Prevention of Autoimmune Gastritis in Mice Requires Extra-Thymic T-Cell Deletion and Suppression by Regulatory T Cells

Background & Aims: Autoimmune gastritis is one of the most common autoimmune diseases and is caused by a CD4 + T-cell response to the gastric H + /K + ATPase encoded by Atp4a and Atp4b (H + /K + ATPase). Here, we have elucidated events that result in immunological tolerance to the H + /K + ATPase and thus the prevention of autoimmune gastritis. Methods: T cells from H + /K + ATPase–deficient mice and H + /K + ATPase–specific T-cell receptor transgenic mice were purified and transferred to wild-type (WT) or H + /K + ATPase–deficient recipients to assess the impact of exposure to antigen on pathogenicity. Results: The CD4 + T-cell population from H + /K + ATPase–deficient mice was highly effective at inducing gastritis when compared with T cells from WT mice and, as a population, was comparatively resistant to the suppressive activity of regulatory T cells.
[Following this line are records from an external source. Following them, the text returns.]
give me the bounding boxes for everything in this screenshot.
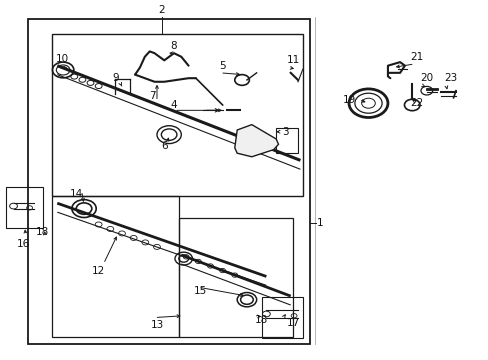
- Text: 17: 17: [286, 318, 299, 328]
- Text: 23: 23: [444, 73, 457, 83]
- Text: 11: 11: [286, 55, 299, 65]
- Text: 16: 16: [17, 239, 30, 249]
- Text: 5: 5: [219, 61, 225, 71]
- Text: 21: 21: [409, 52, 423, 62]
- Text: 19: 19: [342, 95, 355, 105]
- Text: 1: 1: [316, 218, 323, 228]
- Text: 18: 18: [36, 227, 49, 237]
- Bar: [261, 297, 302, 338]
- Text: 12: 12: [92, 266, 105, 276]
- Text: 7: 7: [148, 91, 155, 101]
- Bar: [6, 187, 42, 228]
- Text: 18: 18: [254, 315, 267, 325]
- Bar: [179, 217, 292, 337]
- Bar: [28, 19, 309, 344]
- Text: 6: 6: [161, 141, 167, 151]
- Text: 4: 4: [170, 100, 177, 110]
- Text: 10: 10: [56, 54, 69, 64]
- Polygon shape: [234, 125, 278, 157]
- Text: 20: 20: [419, 73, 432, 83]
- Text: 8: 8: [170, 41, 177, 51]
- Text: 14: 14: [70, 189, 83, 199]
- Bar: [52, 33, 302, 196]
- Text: 13: 13: [150, 320, 163, 330]
- Bar: [52, 196, 179, 337]
- Text: 3: 3: [282, 127, 288, 137]
- Text: 15: 15: [194, 286, 207, 296]
- Text: 9: 9: [112, 73, 119, 83]
- Bar: [276, 128, 297, 153]
- Text: 2: 2: [158, 5, 165, 15]
- Text: 22: 22: [409, 98, 423, 108]
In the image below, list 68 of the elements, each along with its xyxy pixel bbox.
Exposing T cells from H + /K + ATPase–deficient mice to H + /K + ATPase in WT mice decreased their ability to induce gastritis and resulted in a population that could be more easily suppressed by T reg cells. Transfer of clonotypic antigen-inexperienced H + /K + ATPase–specific T cells into WT mice resulted in extra-thymic clonal deletion. Conclusions: Prevention of autoimmune gastritis requires the extra-thymic purging of highly autoaggressive H + /K + ATPase–specific T cells to produce a T-cell repertoire that is more susceptible to the suppressive activity of regulatory T cells. Taken together with recent published data describing the role of T-cell receptor signalling in the maintenance of regulatory T-cell populations, we propose that exposure of T cells to antigen in the periphery is able to both delete autoaggressive specificities and maintain regulatory T-cell activity, establishing a balance between pathogenicity and regulation.